Thursday’s estimate from the Commerce Department showed that the nation’s gross domestic product — the broadest gauge of economic output — weakened after growing 3.2% from July through September and 2.6% from October through December.

But consumer spending, which accounts for about 70% of U.S. economic activity, remained resilient, growing at a 3.7% annual pace, the fastest such rate in nearly two years. Spending on goods, in particular, was solid: It rose at its fastest pace since the second quarter of 2021.

Gap slashing 1,800 jobs

The Gap is laying off 1,800 corporate workers, roughly three time the number of headquarters jobs it cut last fall, as the struggling chain cuts costs in a bid to become more nimble.

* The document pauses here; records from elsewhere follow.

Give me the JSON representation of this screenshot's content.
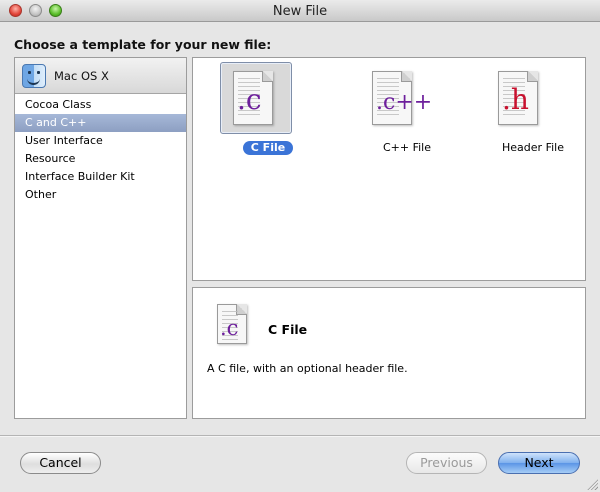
{
  "window": {
    "title": "New File"
  },
  "heading": "Choose a template for your new file:",
  "sidebar": {
    "category": {
      "label": "Mac OS X",
      "icon": "finder-icon"
    },
    "items": [
      {
        "label": "Cocoa Class",
        "selected": false
      },
      {
        "label": "C and C++",
        "selected": true
      },
      {
        "label": "User Interface",
        "selected": false
      },
      {
        "label": "Resource",
        "selected": false
      },
      {
        "label": "Interface Builder Kit",
        "selected": false
      },
      {
        "label": "Other",
        "selected": false
      }
    ]
  },
  "templates": [
    {
      "label": "C File",
      "ext": ".c",
      "ext_color": "#6d1f9c",
      "selected": true,
      "icon": "c-file-icon"
    },
    {
      "label": "C++ File",
      "ext": ".c++",
      "ext_color": "#6d1f9c",
      "selected": false,
      "icon": "cpp-file-icon"
    },
    {
      "label": "Header File",
      "ext": ".h",
      "ext_color": "#c8102e",
      "selected": false,
      "icon": "header-file-icon"
    }
  ],
  "description": {
    "title": "C File",
    "ext": ".c",
    "text": "A C file, with an optional header file."
  },
  "buttons": {
    "cancel": "Cancel",
    "previous": "Previous",
    "next": "Next"
  },
  "colors": {
    "selection_blue": "#3b74d7",
    "sidebar_selection": "#8d9fc2",
    "c_purple": "#6d1f9c",
    "h_red": "#c8102e"
  }
}
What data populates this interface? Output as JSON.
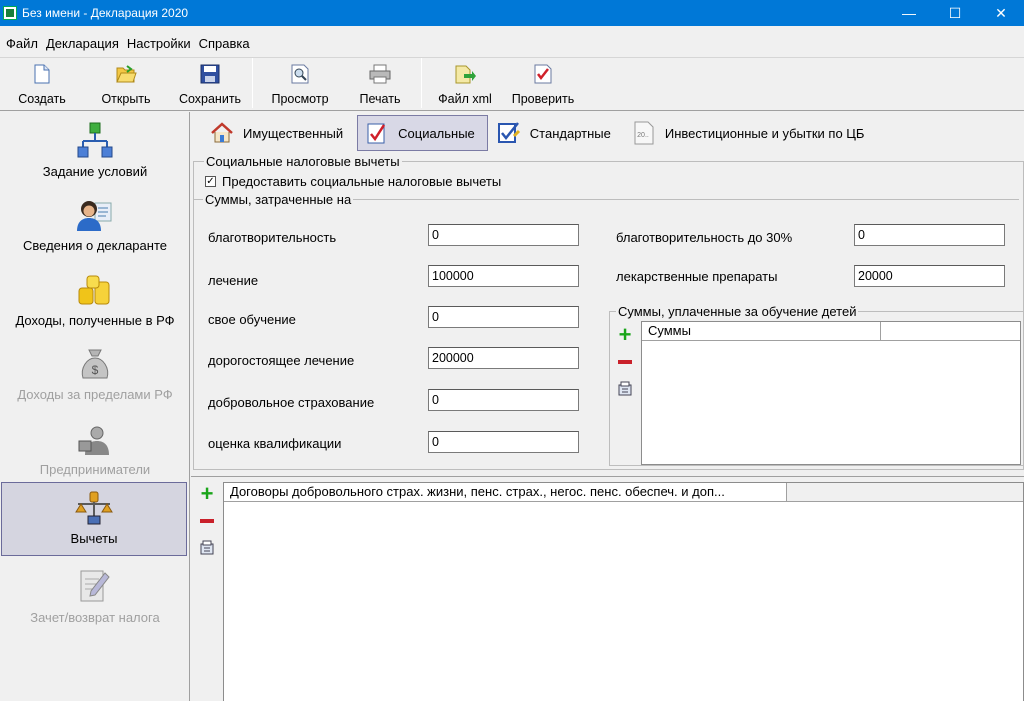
{
  "window": {
    "title": "Без имени - Декларация 2020",
    "min": "—",
    "max": "☐",
    "close": "✕"
  },
  "menu": [
    "Файл",
    "Декларация",
    "Настройки",
    "Справка"
  ],
  "toolbar": {
    "create": "Создать",
    "open": "Открыть",
    "save": "Сохранить",
    "preview": "Просмотр",
    "print": "Печать",
    "xml": "Файл xml",
    "check": "Проверить"
  },
  "nav": [
    {
      "label": "Задание условий",
      "icon": "tree-icon",
      "disabled": false
    },
    {
      "label": "Сведения о декларанте",
      "icon": "person-icon",
      "disabled": false
    },
    {
      "label": "Доходы, полученные в РФ",
      "icon": "coins-icon",
      "disabled": false
    },
    {
      "label": "Доходы за пределами РФ",
      "icon": "money-bag-icon",
      "disabled": true
    },
    {
      "label": "Предприниматели",
      "icon": "businessman-icon",
      "disabled": true
    },
    {
      "label": "Вычеты",
      "icon": "scales-icon",
      "disabled": false,
      "selected": true
    },
    {
      "label": "Зачет/возврат налога",
      "icon": "document-pen-icon",
      "disabled": true
    }
  ],
  "tabs": [
    {
      "label": "Имущественный",
      "icon": "house-icon"
    },
    {
      "label": "Социальные",
      "icon": "checklist-icon",
      "active": true
    },
    {
      "label": "Стандартные",
      "icon": "checkbox-pen-icon"
    },
    {
      "label": "Инвестиционные и убытки по ЦБ",
      "icon": "document-20-icon"
    }
  ],
  "social": {
    "group_title": "Социальные налоговые вычеты",
    "provide_label": "Предоставить социальные налоговые вычеты",
    "provide_checked": true,
    "spent_title": "Суммы, затраченные на",
    "fields_left": [
      {
        "label": "благотворительность",
        "value": "0"
      },
      {
        "label": "лечение",
        "value": "100000"
      },
      {
        "label": "свое обучение",
        "value": "0"
      },
      {
        "label": "дорогостоящее лечение",
        "value": "200000"
      },
      {
        "label": "добровольное страхование",
        "value": "0"
      },
      {
        "label": "оценка квалификации",
        "value": "0"
      }
    ],
    "fields_right": [
      {
        "label": "благотворительность до 30%",
        "value": "0"
      },
      {
        "label": "лекарственные препараты",
        "value": "20000"
      }
    ],
    "children_title": "Суммы, уплаченные за обучение детей",
    "children_col": "Суммы"
  },
  "contracts": {
    "col": "Договоры добровольного страх. жизни, пенс. страх., негос. пенс. обеспеч. и доп..."
  }
}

More layoffs at the struggling chain follow similar cuts at large U.S. corporations this year, such as Amazon and McDonald’s, with white collar workers taking the brunt of the head count reductions as the economy slows.

In a regulatory filing Thursday, the San Francisco-based chain, which also owns Banana Republic, Old Navy and Athleta, said employees in its San Francisco and New York offices, as well as upper field positions such as regional store managers, will be impacted. Last September,  Gap slashed 500 corporate jobs.

Executive chairman Bob Martin, who is also interim CEO, said the layoffs will lead to $300 million in annualized savings. The layoffs should be completed by the end of July, according to the regulatory filing.